9月22日の日銀介入後、10月上旬はこっそりと介入をしていた感じでしたが
本格的な介入は10月21日金曜の深夜頃と24日の早朝月曜に行われました。
【やってはいけないこれだけの理由】第13回「日銀介入に備える…その2」
に、日銀は通常は東京時間に介入を始め、それを繰り返したのちに
サプライズ的に東京が休場の時や、上述の油断している時間帯を狙って介入をすると記載しました。
米金利の低下とともに、ドル円の買いは一服していますが
今回の油断している時間帯の介入は
サプライズという切り札を早めに切りすぎてしまった可能性もあります。
時間帯の問題点1・・・最初は効果的、金曜深夜
まずは、金曜深夜と早朝月曜の介入の為替市場の特徴を知る必要があります。
日本時間23時はオプションのカットオフがあります。
土曜と日曜の週末2日に有事が起きる可能性があることで、オプションの価格は月曜カットは少し高めになり
金曜にオプションのカットを設定する方が安くなることで、金曜カットのものが比較的多いです。
そのオプション・カットの後の24時にはロンドンフィキシングがあることで
この時間帯もロンドンディーラーはかなり忙しくなります。
その中で介入が入ったことで、市場参加者は出来るだけ身を軽くしリスクを持たない時間帯なので
介入の効果は非常に大きくなります。
よって、通常よりも少ない介入額で効果を得ることが出来ます。
時間帯の問題点2・・・最初は効果的、月曜早朝
月曜早朝も、非常に市場参加者は忙しくしています。
特に前週末に為替介入が実施されたことで
オーダー約定の連絡や、様々な事務作業があります。
そして、その忙しい中での介入は油断していることもあり
金曜深夜同様に少ない額で効果を得ることが出来ます。
薄い時間の介入の問題点
上述のように、少ない介入額で効果的にドルを下げることが出来たことに満足感があるかもしれません。

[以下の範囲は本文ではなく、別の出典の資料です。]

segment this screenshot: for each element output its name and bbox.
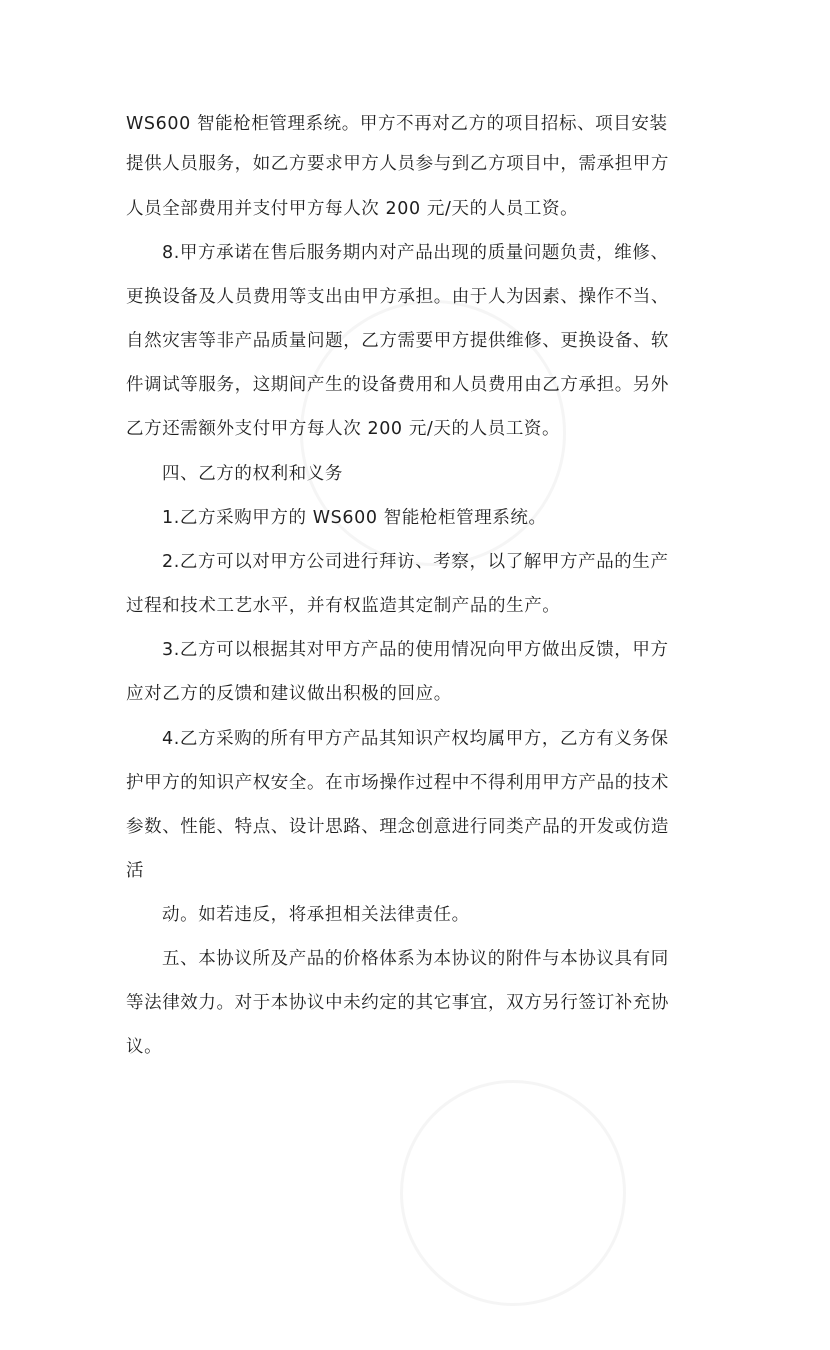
- paragraph-line: 乙方还需额外支付甲方每人次 200 元/天的人员工资。: [126, 419, 561, 439]
- paragraph-line: 应对乙方的反馈和建议做出积极的回应。: [126, 684, 452, 704]
- paragraph-line: 3.乙方可以根据其对甲方产品的使用情况向甲方做出反馈，甲方: [162, 640, 669, 660]
- paragraph-line: 更换设备及人员费用等支出由甲方承担。由于人为因素、操作不当、: [126, 287, 669, 307]
- section-heading: 五、本协议所及产品的价格体系为本协议的附件与本协议具有同: [162, 949, 669, 969]
- paragraph-line: 活: [126, 861, 145, 881]
- paragraph-line: 自然灾害等非产品质量问题，乙方需要甲方提供维修、更换设备、软: [126, 331, 669, 351]
- paragraph-line: 提供人员服务，如乙方要求甲方人员参与到乙方项目中，需承担甲方: [126, 154, 669, 174]
- paragraph-line: 8.甲方承诺在售后服务期内对产品出现的质量问题负责，维修、: [162, 243, 669, 263]
- watermark-seal-bottom: [356, 1036, 671, 1350]
- section-heading: 四、乙方的权利和义务: [162, 464, 343, 484]
- paragraph-line: WS600 智能枪柜管理系统。甲方不再对乙方的项目招标、项目安装: [126, 114, 668, 134]
- paragraph-line: 等法律效力。对于本协议中未约定的其它事宜，双方另行签订补充协: [126, 993, 669, 1013]
- paragraph-line: 议。: [126, 1037, 163, 1057]
- paragraph-line: 人员全部费用并支付甲方每人次 200 元/天的人员工资。: [126, 199, 579, 219]
- paragraph-line: 过程和技术工艺水平，并有权监造其定制产品的生产。: [126, 596, 561, 616]
- paragraph-line: 护甲方的知识产权安全。在市场操作过程中不得利用甲方产品的技术: [126, 773, 669, 793]
- paragraph-line: 件调试等服务，这期间产生的设备费用和人员费用由乙方承担。另外: [126, 375, 669, 395]
- paragraph-line: 参数、性能、特点、设计思路、理念创意进行同类产品的开发或仿造: [126, 817, 669, 837]
- paragraph-line: 2.乙方可以对甲方公司进行拜访、考察，以了解甲方产品的生产: [162, 552, 669, 572]
- paragraph-line: 4.乙方采购的所有甲方产品其知识产权均属甲方，乙方有义务保: [162, 729, 669, 749]
- paragraph-line: 动。如若违反，将承担相关法律责任。: [162, 905, 470, 925]
- paragraph-line: 1.乙方采购甲方的 WS600 智能枪柜管理系统。: [162, 508, 547, 528]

21日は151.95円の高値から146.23円まで。
24日は148.40円から144.13円まで下落しています。
しかし、両日とも戻しが大きくなりました。
その理由としては、買いたい人たち、買わなくてはいけない人たちが
両日とも買えていないかったからです。
特に東京市場で輸入予約をしたかった企業からしてみれば、
まさか金曜深夜に5円超下落するとは思っていなく、買いそびれていたでしょう。
また、月曜の介入も通常本邦企業は9時前に、
為替予約をしていたオーダーをいったんオフ(為替予約をキャンセルする)することで
ここでも、どれほど買えたかは分かりません。
あまりにも切り札を早く切りすぎたために、再び買いが湧いてきて
よりドル円は底堅い相場にしてしまったと言えそうです。
切り札が少なくなる
これほど切り札を早く切ってしまったため
今後の切る札が非常に少なくなっています。
ポーカーなどの賭け事と比較することは良くないかもしれませんが
ポーカーなどと同じで、FX取引も心理戦になることが多くあります。
現在は円安・ドル高が一服していますが
切り札が少なくなった現状で再び円安が進んだ場合は
政府・財務省は次の一手をどのように切ってくるか注目されます。